A friend and fellow martial artist once told me that although he appreciates the art, he doesn’t like training jiu-jitsu because he’s not good at it. My first thought was “Hell, I’m not good at it, either, but that’s never stopped me!” My second thought was that I don’t think many people are good at it when they first start. Sure, there are a few naturals who pick it up very fast (and I hate them, I hate them all!), and there are people who have backgrounds in things like wrestling, which translate over to jiu-jitsu, but most people pretty much suck at first. If they’re like me, they also continue to suck for a long time after they begin training.
Perhaps the fact that my friend is an experienced martial artist made him think that it would be easier for him to learn. I believe there is some validity to that, as many years of training your body can be beneficial, and give you a strong foundation from which to grow. He already has a great understanding of body mechanics, balance, and other skills which some beginners have not yet fully grasped. However, having a black belt in other arts does not mean that jiu-jitsu will automatically come easily to you, it’s a whole ‘nother ball game.
I wonder how many other people have tried jiu-jitsu and enjoyed it, but quit because they didn’t think they were any good. There is a reason it takes so long to get a black belt in jiu-jitsu, people! It’s not something that the average person can master in a short amount of time. It usually takes years of dedicated training to achieve any sort of real proficiency. I would venture a guess that a lot of people who are now very skilled at it, were not that way when they first started. They figured out how to tame their ego, and put in the work to improve.

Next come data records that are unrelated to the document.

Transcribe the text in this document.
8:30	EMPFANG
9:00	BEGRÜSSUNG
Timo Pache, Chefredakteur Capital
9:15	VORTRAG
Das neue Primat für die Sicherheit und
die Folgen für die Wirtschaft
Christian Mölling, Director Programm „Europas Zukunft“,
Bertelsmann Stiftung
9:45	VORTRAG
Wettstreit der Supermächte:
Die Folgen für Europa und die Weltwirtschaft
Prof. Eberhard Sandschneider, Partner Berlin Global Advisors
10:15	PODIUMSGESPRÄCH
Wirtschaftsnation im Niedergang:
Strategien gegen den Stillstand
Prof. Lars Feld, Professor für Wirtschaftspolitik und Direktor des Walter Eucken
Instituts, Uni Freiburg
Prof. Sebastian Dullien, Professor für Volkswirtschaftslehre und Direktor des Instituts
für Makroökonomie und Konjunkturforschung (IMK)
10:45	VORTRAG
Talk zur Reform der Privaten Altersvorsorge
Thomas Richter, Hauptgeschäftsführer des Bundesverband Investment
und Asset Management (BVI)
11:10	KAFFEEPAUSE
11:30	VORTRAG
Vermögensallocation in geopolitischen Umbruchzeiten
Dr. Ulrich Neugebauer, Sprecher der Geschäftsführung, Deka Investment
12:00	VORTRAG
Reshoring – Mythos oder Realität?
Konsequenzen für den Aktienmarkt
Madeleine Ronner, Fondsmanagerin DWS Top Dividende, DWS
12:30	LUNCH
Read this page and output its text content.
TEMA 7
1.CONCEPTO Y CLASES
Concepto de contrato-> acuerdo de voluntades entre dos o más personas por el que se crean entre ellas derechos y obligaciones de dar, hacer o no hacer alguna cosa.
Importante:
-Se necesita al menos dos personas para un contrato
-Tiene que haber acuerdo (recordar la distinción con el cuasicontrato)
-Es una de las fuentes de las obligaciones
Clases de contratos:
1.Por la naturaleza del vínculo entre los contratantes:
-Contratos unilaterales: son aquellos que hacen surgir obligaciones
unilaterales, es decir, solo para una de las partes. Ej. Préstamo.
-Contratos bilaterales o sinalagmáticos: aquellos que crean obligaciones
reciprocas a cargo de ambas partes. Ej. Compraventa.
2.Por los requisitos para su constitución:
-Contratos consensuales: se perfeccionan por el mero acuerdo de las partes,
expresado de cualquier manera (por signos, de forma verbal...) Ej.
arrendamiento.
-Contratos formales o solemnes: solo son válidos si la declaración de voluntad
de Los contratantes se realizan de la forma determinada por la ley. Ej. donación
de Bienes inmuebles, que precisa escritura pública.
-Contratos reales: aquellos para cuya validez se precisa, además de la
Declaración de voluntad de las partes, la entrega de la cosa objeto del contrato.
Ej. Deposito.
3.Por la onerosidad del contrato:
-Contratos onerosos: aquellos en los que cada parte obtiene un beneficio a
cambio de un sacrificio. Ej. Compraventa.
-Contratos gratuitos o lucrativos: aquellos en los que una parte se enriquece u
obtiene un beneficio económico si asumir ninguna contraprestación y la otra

It’s easy to like something that you are good at, because every time you succeed you feel validated. That’s why I like playing video games with my husband. I usually dominate him, and then I feel like the Goddess of Gaming. However, the first few times we play a new game he always beats me. I’m not any good at first, and it takes me awhile to pick things up, while he is a fast learner who usually grasps things quickly, but then he plateaus and I surpasses him. If I had given up every time he easily beat me in the beginning, I would never have found out that I am, in fact, a superior gamer.
If you come into jiu-jitsu hoping that you will be good at it (and we all do) but find out that your skill is minimal, don’t give up. Just because you suck now, that doesn’t necessarily mean that you always will (unless you are me…but I digress). If you really enjoy it and put in the work, you will get better. You might even find that you end up being really good at it, if you just give yourself a chance. Even I might actually be good at it someday, but I will still love it either way.